Он добавил, что я получу и хороший духовный урок, изучая обыкновенную винтовку и необыкновенно сложно устроенное человеческое тело, поскольку винтовка предназначена для того, чтобы это тело уничтожить.
– Что олицетворяет добро, а что – зло? – спросил он у меня. – Винтовка или этот резиноподобный, трясущийся, хихикающий мешок с костями, называемый телом?
Я сказал, что винтовка – зло, а тело – добро.
– Но разве ты не знаешь, что американцы создали эту винтовку для защиты своих домов и чести от коварных врагов? – спросил он.
Тогда я сказал: все зависит от того, чье тело и чья винтовка, то и другое может быть как добром, так и злом.
– Ну, и кто же принимает окончательное решение? – спросил он.
– Бог? – предположил я.
– Да нет, здесь, на земле.
– Не знаю.
– Художники, и еще писатели, все писатели: поэты, драматурги, историки.

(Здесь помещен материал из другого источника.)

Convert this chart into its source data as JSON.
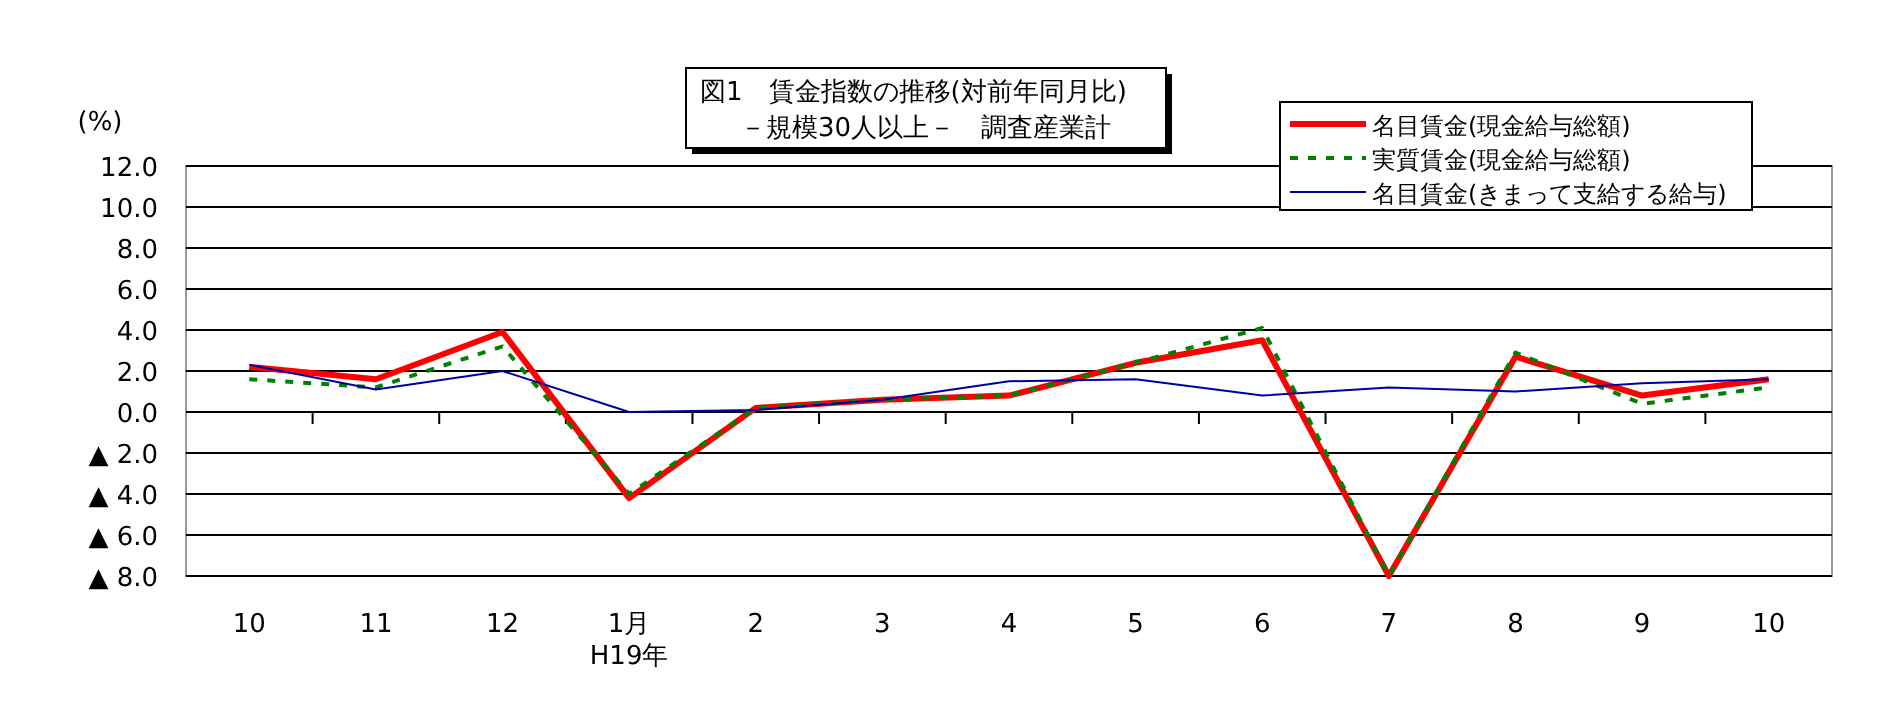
{
  "chart_data": {
    "type": "line",
    "title": "図1　賃金指数の推移(対前年同月比)",
    "subtitle": "－規模30人以上－　調査産業計",
    "ylabel": "(%)",
    "categories": [
      "10",
      "11",
      "12",
      "1月\nH19年",
      "2",
      "3",
      "4",
      "5",
      "6",
      "7",
      "8",
      "9",
      "10"
    ],
    "ylim": [
      -8,
      12
    ],
    "yticks": [
      {
        "value": -8,
        "label": "▲ 8.0"
      },
      {
        "value": -6,
        "label": "▲ 6.0"
      },
      {
        "value": -4,
        "label": "▲ 4.0"
      },
      {
        "value": -2,
        "label": "▲ 2.0"
      },
      {
        "value": 0,
        "label": "0.0"
      },
      {
        "value": 2,
        "label": "2.0"
      },
      {
        "value": 4,
        "label": "4.0"
      },
      {
        "value": 6,
        "label": "6.0"
      },
      {
        "value": 8,
        "label": "8.0"
      },
      {
        "value": 10,
        "label": "10.0"
      },
      {
        "value": 12,
        "label": "12.0"
      }
    ],
    "grid": "y",
    "legend": "top right",
    "marker": "none",
    "series": [
      {
        "name": "名目賃金(現金給与総額)",
        "color": "#ff0000",
        "line_style": "solid",
        "values": [
          2.2,
          1.6,
          3.9,
          -4.2,
          0.2,
          0.6,
          0.8,
          2.4,
          3.5,
          -8.0,
          2.7,
          0.8,
          1.6
        ]
      },
      {
        "name": "実質賃金(現金給与総額)",
        "color": "#008000",
        "line_style": "dashed",
        "values": [
          1.6,
          1.2,
          3.2,
          -4.0,
          0.2,
          0.6,
          0.8,
          2.4,
          4.1,
          -8.0,
          2.9,
          0.4,
          1.2
        ]
      },
      {
        "name": "名目賃金(きまって支給する給与)",
        "color": "#0000a0",
        "line_style": "solid",
        "values": [
          2.3,
          1.1,
          2.0,
          0.0,
          0.1,
          0.6,
          1.5,
          1.6,
          0.8,
          1.2,
          1.0,
          1.4,
          1.6
        ]
      }
    ]
  }
}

Они – судьи Верховного Суда над добром и злом, и я член этого суда, а когда‑нибудь, может, станешь им и ты!
Ничего себе мания духовного величия!
Вот я и думаю: может быть, памятуя, сколько крови пролилось из‑за превратно понятых уроков истории, самое замечательное в абстрактных экспрессионистах то, что они отказались состоять в таком суде.
* * *
Дэн Грегори держал меня при себе довольно долго, около трех лет, потому что я был по‑холопски услужлив, а он нуждался в компании после того, как оттолкнул почти всех своих знаменитых друзей отсутствием чувства юмора и неистовостью в политических спорах. Когда я признался Грегори в первый же вечер, что слышал с лестницы прославленный голос знаменитого У.С.Филдса, он сказал, что никогда больше не пригласит в дом ни Филдса, ни Эла Джолсона, да и всех остальных, пивших и ужинавших у него в тот вечер, – тоже.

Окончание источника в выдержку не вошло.